THE ANSWER IS IN THE TIMING
I was serving in doubles. The first serve hit the net, went over and hit the receiver’s foot prior to bouncing. My partner and I argued that it was our point since the ball hit the receiver prior to bouncing. They insisted that it was a let since it hit the net prior to hitting the receiver. We conceded and took a first serve. What was the correct call?
Celia Sheridan, Junior Leagues Vice President
Your opponents were correct in that it should have been played as a let because it hit the net first. According to 2018 USTA Friend at Court (which can be found on the ALTA website), Rules of Tennis No. 22 (page 11): “The service is a let if: a. The ball served touches the net, strap or band, and is otherwise good; or, after touching the net, strap or band, touches the receiver or the receiver’s partner or anything they wear or carry before hitting the ground.”
PLEASE WATCH WHAT YOU SAY
I am at a doubles match cheering on my teammates when one of our opponents’ fans starts yelling, “Be aggressive. Be aggressive.” My question is would that be considered coaching from the sidelines? It’s not encouragement like “Hey, you’ll get the next one” or “Hang in there.” It’s telling players to change their mindset and level of play, which I consider coaching. What does ALTA say?

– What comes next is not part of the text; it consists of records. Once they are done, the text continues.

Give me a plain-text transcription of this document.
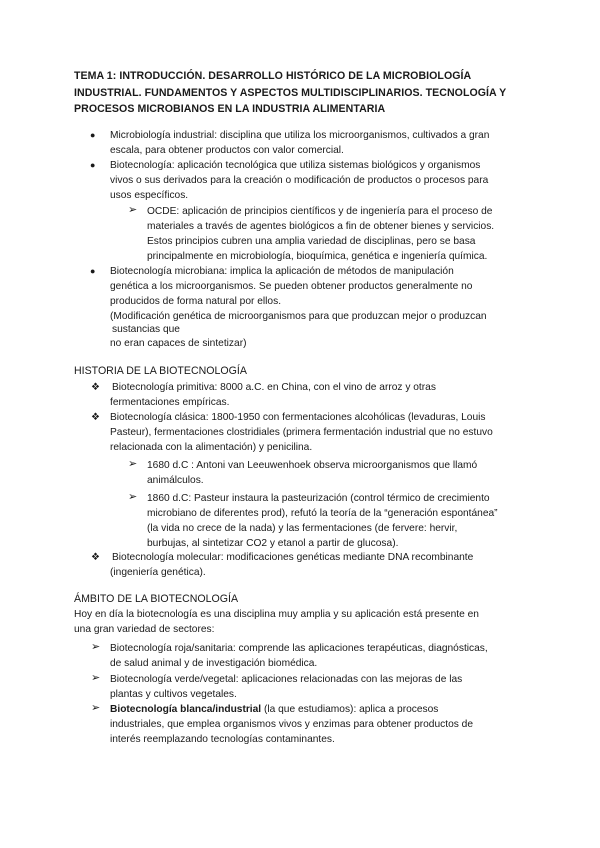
TEMA 1: INTRODUCCIÓN. DESARROLLO HISTÓRICO DE LA MICROBIOLOGÍA
INDUSTRIAL. FUNDAMENTOS Y ASPECTOS MULTIDISCIPLINARIOS. TECNOLOGÍA Y
PROCESOS MICROBIANOS EN LA INDUSTRIA ALIMENTARIA
● Microbiología industrial: disciplina que utiliza los microorganismos, cultivados a gran
escala, para obtener productos con valor comercial.
● Biotecnología: aplicación tecnológica que utiliza sistemas biológicos y organismos
vivos o sus derivados para la creación o modificación de productos o procesos para
usos específicos.
➢ OCDE: aplicación de principios científicos y de ingeniería para el proceso de
materiales a través de agentes biológicos a fin de obtener bienes y servicios.
Estos principios cubren una amplia variedad de disciplinas, pero se basa
principalmente en microbiología, bioquímica, genética e ingeniería química.
● Biotecnología microbiana: implica la aplicación de métodos de manipulación
genética a los microorganismos. Se pueden obtener productos generalmente no
producidos de forma natural por ellos.
(Modificación genética de microorganismos para que produzcan mejor o produzcan
sustancias que
no eran capaces de sintetizar)
HISTORIA DE LA BIOTECNOLOGÍA
❖ Biotecnología primitiva: 8000 a.C. en China, con el vino de arroz y otras
fermentaciones empíricas.
❖ Biotecnología clásica: 1800-1950 con fermentaciones alcohólicas (levaduras, Louis
Pasteur), fermentaciones clostridiales (primera fermentación industrial que no estuvo
relacionada con la alimentación) y penicilina.
➢ 1680 d.C : Antoni van Leeuwenhoek observa microorganismos que llamó
animálculos.
➢ 1860 d.C: Pasteur instaura la pasteurización (control térmico de crecimiento
microbiano de diferentes prod), refutó la teoría de la “generación espontánea”
(la vida no crece de la nada) y las fermentaciones (de fervere: hervir,
burbujas, al sintetizar CO2 y etanol a partir de glucosa).
❖ Biotecnología molecular: modificaciones genéticas mediante DNA recombinante
(ingeniería genética).
ÁMBITO DE LA BIOTECNOLOGÍA
Hoy en día la biotecnología es una disciplina muy amplia y su aplicación está presente en
una gran variedad de sectores:
➢ Biotecnología roja/sanitaria: comprende las aplicaciones terapéuticas, diagnósticas,
de salud animal y de investigación biomédica.
➢ Biotecnología verde/vegetal: aplicaciones relacionadas con las mejoras de las
plantas y cultivos vegetales.
➢ Biotecnología blanca/industrial (la que estudiamos): aplica a procesos
industriales, que emplea organismos vivos y enzimas para obtener productos de
interés reemplazando tecnologías contaminantes.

Holly Underwood, Sunday Women’s League Vice President
Per USTA Rules of Tennis No. 30 (page 15): “Coaching is considered to be communication, advice or instruction of any kind and by any means to a player.”
Per ALTA rules, IV., Dual Meets, H.: “Coaching is illegal. Spectators (including teammates, coaches and fans), may not volunteer advice on line calls, scoring, or the conduct of a match. They may not offer advice or instruction that is audible, visible, or by any electronic device to the players on the court. It is each captain’s responsibility to control his or her spectators during match play.”
In this situation, the comment “Be aggressive” should be considered instruction to the players, and therefore coaching. Generic comments like “Let’s go,” “Great shot,” etc., are not offering advice to the players, only providing encouragement.
HOLD ON TO YOUR STUFF
In a match recently, I was up at the net when my opponent’s dampener flew onto my side of the court while the ball was still in play. I found it distracting, but wasn’t sure if there was anything I could do about it
Jane Milton, Thursday Women’s League Vice President
In this case, the player who lost the dampener over the net loses the point. You can find this information in USTA Rules of Tennis No. 24, g. (page 11): “The point is lost if the player or the racket, whether in the player’s hand or not, or anything which the player is wearing or carrying, touches the net, net posts/singles sticks, cord or metal cable, strap or band, or the opponent’s court at any time while the ball is in play.”
PUT IT IN REVERSE
I was returning serve in a doubles match. The opponent served to me and my partner called the serve out, but quickly corrected herself. I was able to return the serve in the court before she corrected herself. The opponents took the point (and it was game point for them), but I thought they should have gotten another first serve. We gave it to them, but who was correct?
Bill Price, First Vice President
According to USTA Friend at Court and The Code, No. 12: “Out calls reversed. A player who calls a ball out shall reverse the call if the player becomes uncertain or realizes that the ball was good. The point goes to the opponent and is not replayed. However, when a receiver reverses a fault call on a serve that hit the net, the server is entitled to two serves.” Therefore, in this case you were correct to award the point to the serving team.